On the surface and examined individually, the Knight/Johnson deals were odd; in the grand scheme, they were all part of a brilliantly executed plan. Carter was the missing piece at the plate and in the field; Knight was the clubhouse leader and on-field muscle who was feared and respected throughout baseball (he invited Dave Parker AKA The Cobra, to step into the ring during batting practice the day after the Mets-Reds brawl in July of 1986----Parker backed down); and Johnson became an All Star and MVP candidate in his own right.
The sequence began when the Mets shifted Brooks to shortstop. Since they already had a young third baseman in Tim Wallach, the Expos saw enough of Brooks at the position to believe they could live with him playing the position for an entire season and trade Carter to get him.
One move led to another and the reasoning behind it wasn't as simple as an immediate upgrade.
Could a similar machination be in place now as the Mets sent 20-year-old pitcher Jenrry Mejia down to Double A to begin the process of returning to the starting rotation? As they recalled flamethrowing righty Bobby Parnell to replace Mejia in the bullpen?
Are the Mets preparing for a future of their own with Mejia in the starting rotation and Parnell in the bullpen? Or do they have something else in mind? Are they giving Mariners GM Jack Zduriencik some basis to accept a trade centered around Mejia and Parnell (and presumably Fernando Martinez)...for Cliff Lee? The Mets are steadfastly and smartly refusing to trade the blossoming Jonathon Niese in a deal for a starter; but Mejia may be in play.
Let's say the Mets put that package together for Lee and Ryan Rowland-Smith, would it be worth it? Would Mejia and Martinez and all their developing abilities be an acceptable trade-off for the chance to put together a rotation of Johan Santana; Lee; Mike Pelfrey; and Niese? That rotation along with the return of Carlos Beltran to the lineup would create a championship-quality team.
Ancillary factors such as Lee's signability have to be taken into account; but I guarantee you if the Mets get Lee, they'll do the equivalent of shutting the door behind him, locking it and tell him that he's not leaving now or ever.
I'd hate to lose Mejia's arm, but as we've seen with other young phenoms such as Joba Chamberlain, you never know what's going to happen with a celebrated prospect; never know how long it's going to take for them to develop if they develop at all.
You have to give in order to get and getting Cliff Lee would create thunderbolts and a lightning storm across the New York City skyline that would elicit terror across the entire National League.
It might win the Mets the World Series.
The scourge of Brian Cashman's tenure as Yankees GM outdueled Roy Halladay yesterday.
That's right.

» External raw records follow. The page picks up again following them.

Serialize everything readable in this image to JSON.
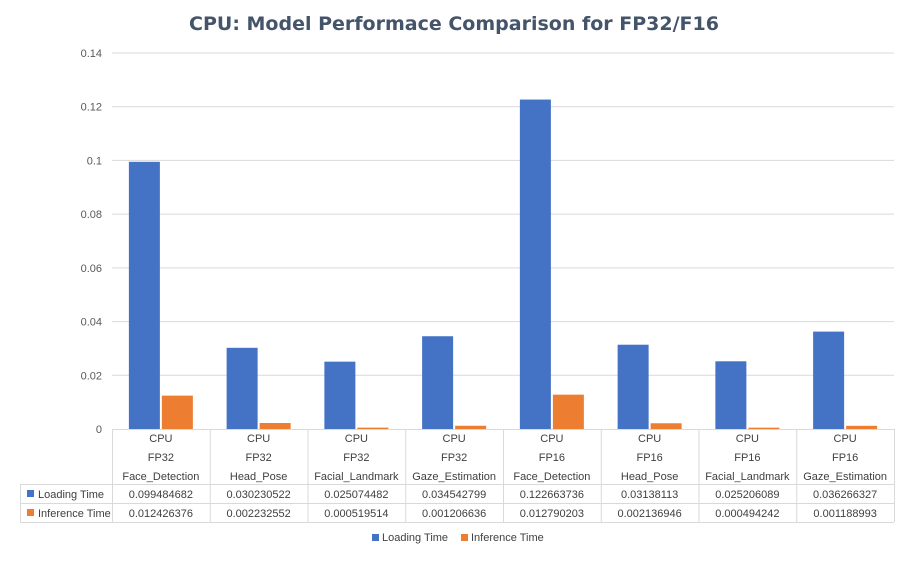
{
  "chart_data": {
    "type": "bar",
    "title": "CPU: Model Performace Comparison  for FP32/F16",
    "categories": [
      [
        "CPU",
        "FP32",
        "Face_Detection"
      ],
      [
        "CPU",
        "FP32",
        "Head_Pose"
      ],
      [
        "CPU",
        "FP32",
        "Facial_Landmark"
      ],
      [
        "CPU",
        "FP32",
        "Gaze_Estimation"
      ],
      [
        "CPU",
        "FP16",
        "Face_Detection"
      ],
      [
        "CPU",
        "FP16",
        "Head_Pose"
      ],
      [
        "CPU",
        "FP16",
        "Facial_Landmark"
      ],
      [
        "CPU",
        "FP16",
        "Gaze_Estimation"
      ]
    ],
    "series": [
      {
        "name": "Loading Time",
        "color": "#4472c4",
        "values": [
          0.099484682,
          0.030230522,
          0.025074482,
          0.034542799,
          0.122663736,
          0.03138113,
          0.025206089,
          0.036266327
        ],
        "labels": [
          "0.099484682",
          "0.030230522",
          "0.025074482",
          "0.034542799",
          "0.122663736",
          "0.03138113",
          "0.025206089",
          "0.036266327"
        ]
      },
      {
        "name": "Inference Time",
        "color": "#ed7d31",
        "values": [
          0.012426376,
          0.002232552,
          0.000519514,
          0.001206636,
          0.012790203,
          0.002136946,
          0.000494242,
          0.001188993
        ],
        "labels": [
          "0.012426376",
          "0.002232552",
          "0.000519514",
          "0.001206636",
          "0.012790203",
          "0.002136946",
          "0.000494242",
          "0.001188993"
        ]
      }
    ],
    "ylim": [
      0,
      0.14
    ],
    "yticks": [
      "0",
      "0.02",
      "0.04",
      "0.06",
      "0.08",
      "0.1",
      "0.12",
      "0.14"
    ],
    "grid": true,
    "legend": "bottom",
    "data_table": true
  }
}
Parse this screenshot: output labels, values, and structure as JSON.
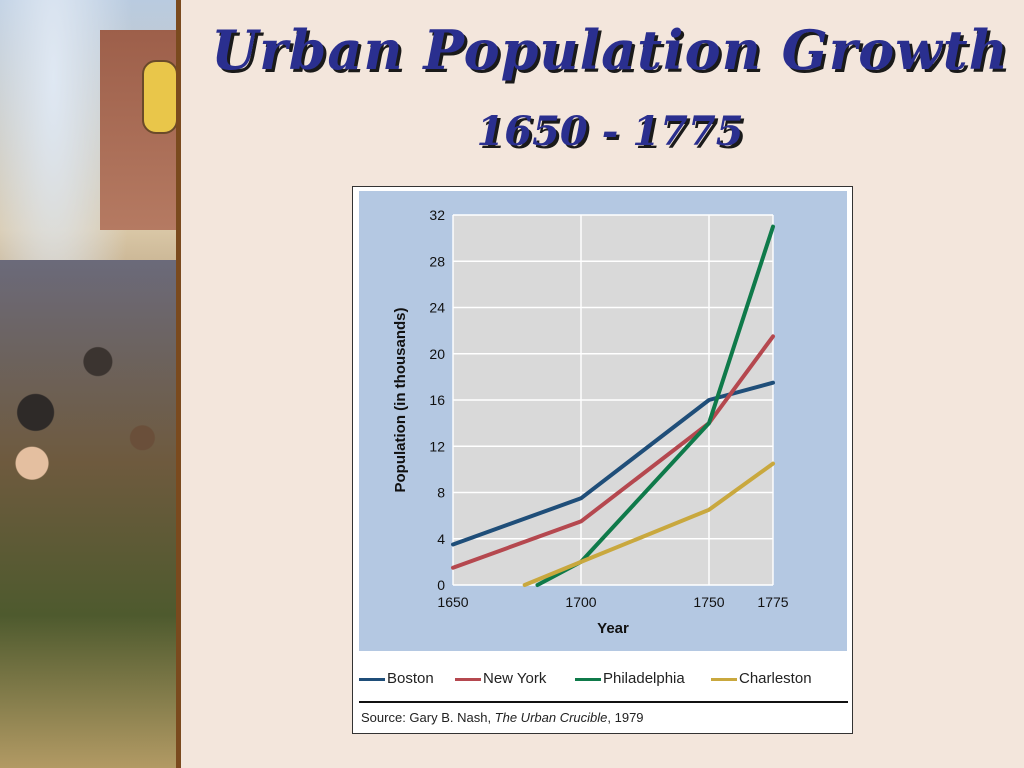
{
  "slide": {
    "title": "Urban Population Growth",
    "subtitle": "1650 - 1775"
  },
  "chart_data": {
    "type": "line",
    "x": [
      1650,
      1700,
      1750,
      1775
    ],
    "x_ticks": [
      "1650",
      "1700",
      "1750",
      "1775"
    ],
    "y_ticks": [
      "0",
      "4",
      "8",
      "12",
      "16",
      "20",
      "24",
      "28",
      "32"
    ],
    "xlim": [
      1650,
      1775
    ],
    "ylim": [
      0,
      32
    ],
    "xlabel": "Year",
    "ylabel": "Population (in thousands)",
    "grid": true,
    "legend_position": "bottom",
    "series": [
      {
        "name": "Boston",
        "color": "#1f4e79",
        "points": [
          [
            1650,
            3.5
          ],
          [
            1700,
            7.5
          ],
          [
            1750,
            16
          ],
          [
            1775,
            17.5
          ]
        ]
      },
      {
        "name": "New York",
        "color": "#b5484f",
        "points": [
          [
            1650,
            1.5
          ],
          [
            1700,
            5.5
          ],
          [
            1750,
            14
          ],
          [
            1775,
            21.5
          ]
        ]
      },
      {
        "name": "Philadelphia",
        "color": "#0f7a4a",
        "points": [
          [
            1683,
            0
          ],
          [
            1700,
            2
          ],
          [
            1750,
            14
          ],
          [
            1775,
            31
          ]
        ]
      },
      {
        "name": "Charleston",
        "color": "#c9a83e",
        "points": [
          [
            1678,
            0
          ],
          [
            1700,
            2
          ],
          [
            1750,
            6.5
          ],
          [
            1775,
            10.5
          ]
        ]
      }
    ],
    "source_prefix": "Source: Gary B. Nash, ",
    "source_book": "The Urban Crucible",
    "source_suffix": ", 1979"
  }
}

Carl Pavano, now of the Twins, went into Philadelphia and pitched a complete game 4-hitter against a Phillies team that appeared to have shaken themselves out of the month-long slumber at the plate with 32 runs in the prior four games.
Who can explain it?
Who can say why Pavano was such an ambivalent $40 million nightmare for everyone with whom he had any dealings whatsoever during his tenure with the Yankees?
And who can say why he was able, on 105 pitches, to efficiently dispatch that Phillies team while only striking out 2 batters?
Not only is Pavano pitching well, he's been durable and determined looking like an entirely different person than the guy wearing the Yankees uniform who wanted to go to the beach and chase girls rather than earn his paycheck.
The only person to blame for Carl Pavano's lost years as a Yankee is Carl Pavano; no one quibbled with the Yankees signing him and those that chortled at the way he fell apart, the Red Sox, Tigers and Mariners were prepared to offer him as much if not more money than the Yankees did----they got lucky that he spurned them.
It's sickening when a big name acquisition fails in a certain venue then turns around and regains elsewhere that which made him a sought after commodity to begin with, but all you can do is shrug it off. Pavano's become an integral part of the Twins starting rotation and he pitched a masterpiece yesterday. It's part of baseball.